Гордей положил ногу на ногу, погладил колено.
— Вспоминаю прошлогоднюю выставку. Мурыгинских «шедевров», больше похожих на задники к театральным постановкам посредственных провинциальных театров, было представлено около десятка. Больше других — и куда как самобытных мастеров. Чем это объяснить?.. Пожалуй, года через три-четыре маляр-мазилка с персональной выставкой выскочит!
Петя сказал:
— О «пути» Мурыгина в искусство мне как-то говорил все тот же Гошка Лукашевич. Напористый красавчик с мускулами борца начал с малого… помог молодой жене престарелого народного художника, возглавлявшей какую-то шефскую комиссию, оформить пионерский лагерь. Мурыгин старательно раскрасил фанерные теремки, грибки-мухоморы, намалевал в столовой на стене всевозможных зверушек. Жену народного художника начали превозносить за ее организаторский ум, а она — Мурыгина: талант, бескорыстное служение искусству! Сколько-то лет назад на выставке пейзажей впервые появились два мурыгинских полотна.
— Отлично помню эту выставку, — воскликнул, оживляясь, Гордей. — Помню и статейку искусствоведа Эмилии Корзинкиной, вскользь назвавшей работы «новоявленного Левитана» неудачными, поспешными этюдами, которые не стоило выставлять.
— А что эта фурия в прошлогоднем своем опусе заявила? По поводу выставки московских художников? — взорвался Петя.
— В этом опусе Корзинкина уже взахлеб восхваляла тонкого, проникновенного пейзажиста Мурыгина, — засмеялся Гордей. — Кстати, на летошней выставке были и те два первых пейзажа Мурыгина, забракованных Бенуа в юбке!
С прежним возмущением Петя проговорил:
— А про Мурыгина болтают: мечтает о солидной должности и не менее солидной мастерской.
— И может получить… и то, и другое.

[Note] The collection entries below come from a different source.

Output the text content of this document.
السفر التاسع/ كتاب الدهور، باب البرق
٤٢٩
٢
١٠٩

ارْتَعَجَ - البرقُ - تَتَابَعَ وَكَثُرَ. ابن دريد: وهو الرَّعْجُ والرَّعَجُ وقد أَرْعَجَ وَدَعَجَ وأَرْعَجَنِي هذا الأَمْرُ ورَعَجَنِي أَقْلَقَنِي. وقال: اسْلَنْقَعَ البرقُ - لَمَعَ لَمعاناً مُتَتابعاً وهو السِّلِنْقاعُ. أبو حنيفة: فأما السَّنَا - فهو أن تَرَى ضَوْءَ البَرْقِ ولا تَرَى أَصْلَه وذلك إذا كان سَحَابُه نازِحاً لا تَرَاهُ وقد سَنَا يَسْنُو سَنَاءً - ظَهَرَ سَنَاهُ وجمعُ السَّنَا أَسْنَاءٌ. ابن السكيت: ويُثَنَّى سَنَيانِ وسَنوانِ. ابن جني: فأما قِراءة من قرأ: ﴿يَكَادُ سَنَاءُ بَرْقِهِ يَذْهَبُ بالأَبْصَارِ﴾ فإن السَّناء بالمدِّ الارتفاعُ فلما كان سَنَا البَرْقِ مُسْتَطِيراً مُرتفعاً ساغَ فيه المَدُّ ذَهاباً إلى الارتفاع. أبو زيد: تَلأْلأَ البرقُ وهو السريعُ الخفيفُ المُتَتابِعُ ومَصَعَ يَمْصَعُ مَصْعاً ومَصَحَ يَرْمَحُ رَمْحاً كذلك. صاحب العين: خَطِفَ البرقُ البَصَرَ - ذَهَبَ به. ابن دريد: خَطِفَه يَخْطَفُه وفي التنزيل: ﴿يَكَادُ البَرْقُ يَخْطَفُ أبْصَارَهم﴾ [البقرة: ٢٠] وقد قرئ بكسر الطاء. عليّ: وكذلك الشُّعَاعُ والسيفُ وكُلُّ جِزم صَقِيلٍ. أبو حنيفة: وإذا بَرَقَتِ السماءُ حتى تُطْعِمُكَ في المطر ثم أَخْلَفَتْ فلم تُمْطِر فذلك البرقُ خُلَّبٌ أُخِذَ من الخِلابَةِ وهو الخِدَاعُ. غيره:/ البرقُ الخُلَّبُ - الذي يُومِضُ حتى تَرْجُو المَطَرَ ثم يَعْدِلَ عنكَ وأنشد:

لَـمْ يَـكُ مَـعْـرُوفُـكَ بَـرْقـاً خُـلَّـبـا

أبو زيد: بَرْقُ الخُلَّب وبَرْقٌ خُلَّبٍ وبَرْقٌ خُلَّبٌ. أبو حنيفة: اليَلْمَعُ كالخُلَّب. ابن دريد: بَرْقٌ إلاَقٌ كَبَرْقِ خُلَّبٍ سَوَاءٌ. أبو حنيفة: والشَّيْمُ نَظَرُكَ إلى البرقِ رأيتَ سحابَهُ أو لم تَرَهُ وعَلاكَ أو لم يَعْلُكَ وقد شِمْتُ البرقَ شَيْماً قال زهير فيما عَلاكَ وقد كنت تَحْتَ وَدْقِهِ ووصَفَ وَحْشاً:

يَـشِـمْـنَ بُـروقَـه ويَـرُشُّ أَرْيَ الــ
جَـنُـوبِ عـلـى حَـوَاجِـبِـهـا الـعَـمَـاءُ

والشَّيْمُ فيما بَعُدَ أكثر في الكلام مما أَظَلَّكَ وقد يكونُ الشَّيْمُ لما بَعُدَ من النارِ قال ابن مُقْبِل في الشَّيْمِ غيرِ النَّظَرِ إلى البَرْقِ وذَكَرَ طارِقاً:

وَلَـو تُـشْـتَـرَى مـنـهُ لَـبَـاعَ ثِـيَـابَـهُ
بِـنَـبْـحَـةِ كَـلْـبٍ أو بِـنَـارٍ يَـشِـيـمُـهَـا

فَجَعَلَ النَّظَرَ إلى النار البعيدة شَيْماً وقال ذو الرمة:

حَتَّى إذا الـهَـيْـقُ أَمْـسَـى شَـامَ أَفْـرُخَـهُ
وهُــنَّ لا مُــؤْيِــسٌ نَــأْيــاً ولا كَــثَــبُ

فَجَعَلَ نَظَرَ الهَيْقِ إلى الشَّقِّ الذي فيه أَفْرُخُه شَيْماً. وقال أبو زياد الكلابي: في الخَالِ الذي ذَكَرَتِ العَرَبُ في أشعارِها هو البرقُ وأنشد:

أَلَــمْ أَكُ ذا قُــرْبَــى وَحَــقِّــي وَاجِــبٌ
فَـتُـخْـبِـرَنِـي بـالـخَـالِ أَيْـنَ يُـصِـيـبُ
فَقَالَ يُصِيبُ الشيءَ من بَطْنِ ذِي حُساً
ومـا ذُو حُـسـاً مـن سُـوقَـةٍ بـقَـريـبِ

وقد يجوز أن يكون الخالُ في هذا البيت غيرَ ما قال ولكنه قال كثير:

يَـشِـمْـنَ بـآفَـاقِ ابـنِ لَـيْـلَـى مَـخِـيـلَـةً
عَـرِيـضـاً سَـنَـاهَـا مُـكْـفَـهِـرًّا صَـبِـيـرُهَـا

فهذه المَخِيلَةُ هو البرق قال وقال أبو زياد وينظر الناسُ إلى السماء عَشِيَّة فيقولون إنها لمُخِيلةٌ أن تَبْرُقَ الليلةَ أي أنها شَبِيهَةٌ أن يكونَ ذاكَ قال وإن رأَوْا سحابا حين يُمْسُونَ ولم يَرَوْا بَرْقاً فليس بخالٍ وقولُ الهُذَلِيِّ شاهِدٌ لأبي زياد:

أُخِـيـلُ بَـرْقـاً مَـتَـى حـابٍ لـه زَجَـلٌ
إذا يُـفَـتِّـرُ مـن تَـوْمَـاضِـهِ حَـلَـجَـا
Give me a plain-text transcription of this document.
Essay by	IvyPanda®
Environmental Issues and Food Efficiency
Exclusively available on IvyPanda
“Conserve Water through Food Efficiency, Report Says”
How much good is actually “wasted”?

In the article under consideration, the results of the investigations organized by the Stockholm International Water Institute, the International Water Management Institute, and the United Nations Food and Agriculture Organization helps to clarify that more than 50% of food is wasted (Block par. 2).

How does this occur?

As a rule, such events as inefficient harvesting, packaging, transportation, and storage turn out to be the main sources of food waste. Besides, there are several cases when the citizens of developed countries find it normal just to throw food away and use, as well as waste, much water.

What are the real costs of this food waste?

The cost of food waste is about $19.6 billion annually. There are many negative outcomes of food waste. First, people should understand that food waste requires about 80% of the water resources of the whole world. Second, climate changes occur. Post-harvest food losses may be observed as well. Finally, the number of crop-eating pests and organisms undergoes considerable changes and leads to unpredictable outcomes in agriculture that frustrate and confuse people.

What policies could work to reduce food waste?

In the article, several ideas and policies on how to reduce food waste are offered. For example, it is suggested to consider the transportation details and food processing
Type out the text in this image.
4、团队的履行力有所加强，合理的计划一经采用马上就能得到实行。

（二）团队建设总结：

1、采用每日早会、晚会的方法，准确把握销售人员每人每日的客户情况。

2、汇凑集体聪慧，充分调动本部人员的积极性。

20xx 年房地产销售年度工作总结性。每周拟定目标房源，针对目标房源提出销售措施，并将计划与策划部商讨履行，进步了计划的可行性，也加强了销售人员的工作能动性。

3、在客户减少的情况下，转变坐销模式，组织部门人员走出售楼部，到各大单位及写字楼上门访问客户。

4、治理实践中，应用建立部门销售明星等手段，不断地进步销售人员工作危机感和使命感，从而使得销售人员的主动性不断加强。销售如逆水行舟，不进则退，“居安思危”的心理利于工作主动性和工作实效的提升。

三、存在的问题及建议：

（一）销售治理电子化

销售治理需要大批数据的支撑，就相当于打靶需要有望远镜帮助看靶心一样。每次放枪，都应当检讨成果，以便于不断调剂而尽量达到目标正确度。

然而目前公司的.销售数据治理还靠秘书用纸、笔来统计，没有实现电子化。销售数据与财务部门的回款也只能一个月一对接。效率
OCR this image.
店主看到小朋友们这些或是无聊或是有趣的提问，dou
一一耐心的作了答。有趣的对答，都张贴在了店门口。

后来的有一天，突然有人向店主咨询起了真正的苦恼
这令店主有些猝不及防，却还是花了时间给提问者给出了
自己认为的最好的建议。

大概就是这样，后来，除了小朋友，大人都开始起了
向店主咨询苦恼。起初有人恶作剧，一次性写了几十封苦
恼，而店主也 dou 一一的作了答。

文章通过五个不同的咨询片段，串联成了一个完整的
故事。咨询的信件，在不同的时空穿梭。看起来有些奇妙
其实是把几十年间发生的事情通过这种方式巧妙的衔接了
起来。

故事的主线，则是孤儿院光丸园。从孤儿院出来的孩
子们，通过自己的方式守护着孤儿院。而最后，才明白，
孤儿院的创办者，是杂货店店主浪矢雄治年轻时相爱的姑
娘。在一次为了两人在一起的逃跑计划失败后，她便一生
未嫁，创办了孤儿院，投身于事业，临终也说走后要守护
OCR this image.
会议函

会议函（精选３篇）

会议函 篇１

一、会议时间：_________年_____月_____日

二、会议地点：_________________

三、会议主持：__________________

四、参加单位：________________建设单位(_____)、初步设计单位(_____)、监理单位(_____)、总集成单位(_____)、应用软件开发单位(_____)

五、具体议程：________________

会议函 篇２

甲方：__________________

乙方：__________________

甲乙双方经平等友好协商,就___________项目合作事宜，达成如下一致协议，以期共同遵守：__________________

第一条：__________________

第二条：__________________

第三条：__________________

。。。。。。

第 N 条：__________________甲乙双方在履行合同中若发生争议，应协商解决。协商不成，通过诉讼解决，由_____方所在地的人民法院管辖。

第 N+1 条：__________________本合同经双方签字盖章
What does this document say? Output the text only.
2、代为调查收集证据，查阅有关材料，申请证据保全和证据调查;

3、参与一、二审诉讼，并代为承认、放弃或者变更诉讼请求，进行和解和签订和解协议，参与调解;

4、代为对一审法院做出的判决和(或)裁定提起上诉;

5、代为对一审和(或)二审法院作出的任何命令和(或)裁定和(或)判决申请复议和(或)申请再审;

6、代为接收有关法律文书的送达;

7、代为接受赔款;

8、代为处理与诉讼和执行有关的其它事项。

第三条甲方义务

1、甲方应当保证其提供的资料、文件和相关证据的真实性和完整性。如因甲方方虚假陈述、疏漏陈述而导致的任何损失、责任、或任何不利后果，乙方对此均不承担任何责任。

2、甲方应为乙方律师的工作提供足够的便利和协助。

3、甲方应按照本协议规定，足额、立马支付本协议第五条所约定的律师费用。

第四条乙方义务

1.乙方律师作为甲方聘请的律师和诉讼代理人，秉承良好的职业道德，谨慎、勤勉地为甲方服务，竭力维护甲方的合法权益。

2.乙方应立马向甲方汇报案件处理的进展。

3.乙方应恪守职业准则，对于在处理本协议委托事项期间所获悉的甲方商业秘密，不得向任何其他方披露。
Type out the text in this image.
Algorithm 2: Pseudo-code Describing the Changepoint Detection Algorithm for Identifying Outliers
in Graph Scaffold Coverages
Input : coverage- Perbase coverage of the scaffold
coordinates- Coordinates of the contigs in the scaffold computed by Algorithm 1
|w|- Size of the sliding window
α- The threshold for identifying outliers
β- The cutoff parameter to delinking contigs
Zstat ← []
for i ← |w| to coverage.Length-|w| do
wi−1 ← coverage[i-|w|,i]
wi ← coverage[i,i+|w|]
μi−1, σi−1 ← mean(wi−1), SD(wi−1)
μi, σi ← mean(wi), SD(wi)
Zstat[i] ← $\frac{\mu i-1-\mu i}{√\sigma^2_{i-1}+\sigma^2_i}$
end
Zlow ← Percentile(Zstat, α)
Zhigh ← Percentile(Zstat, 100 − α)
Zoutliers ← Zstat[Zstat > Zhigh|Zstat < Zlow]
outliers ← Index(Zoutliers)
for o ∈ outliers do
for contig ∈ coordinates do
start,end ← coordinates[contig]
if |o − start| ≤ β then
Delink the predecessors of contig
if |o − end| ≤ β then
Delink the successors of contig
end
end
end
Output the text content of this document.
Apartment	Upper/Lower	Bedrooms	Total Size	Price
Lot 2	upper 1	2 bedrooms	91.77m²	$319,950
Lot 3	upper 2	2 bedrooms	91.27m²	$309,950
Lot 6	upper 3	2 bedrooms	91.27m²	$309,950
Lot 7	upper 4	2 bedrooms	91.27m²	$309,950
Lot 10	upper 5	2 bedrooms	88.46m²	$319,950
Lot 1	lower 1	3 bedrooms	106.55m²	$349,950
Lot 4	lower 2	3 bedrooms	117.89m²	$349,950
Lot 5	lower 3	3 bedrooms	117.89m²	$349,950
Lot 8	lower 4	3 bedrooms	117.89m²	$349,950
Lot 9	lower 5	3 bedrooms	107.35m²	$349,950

Но не хотелось бы видеть усердного задолиза в роли вершителя судеб… ну, хотя бы небольшого вершителя судеб подлинно талантливых людей. Ни новые Корины, ни новые Голубкины не могут ждать добра от подобных Мурыгину маляров-завистников. — Вдруг вскинув руку, Гордей глянул на часы. — Ой, ей-ей! А ведь до отхода моего корабля, Петя-Петушок, осталось десять минут.
— Да ну? — Петя метнулся к вешалке. — Вы меня не провожайте, пожалуйста!
Художник обнял молодого человека.
— Не забывай! И о предстоящей выставке, и о своей работе… нет-нет да и черкни, — сказал Гордей, все еще прижимая к груди худущего Петра. Он теперь не жалел, совсем не жалел, что на осенней выставке не будет его картины, с которой сам расправился так жестоко. — Раньше мая я вряд ли приеду. Так что живи не тужи в моей берлоге!
— Не знаю как вас и благодарить, Гордей Савельевич!
— Напиши к весне пейзаж… да такой, чтобы его на солидную выставку приняли. Верю: можешь!
И художник подтолкнул молодого человека к двери.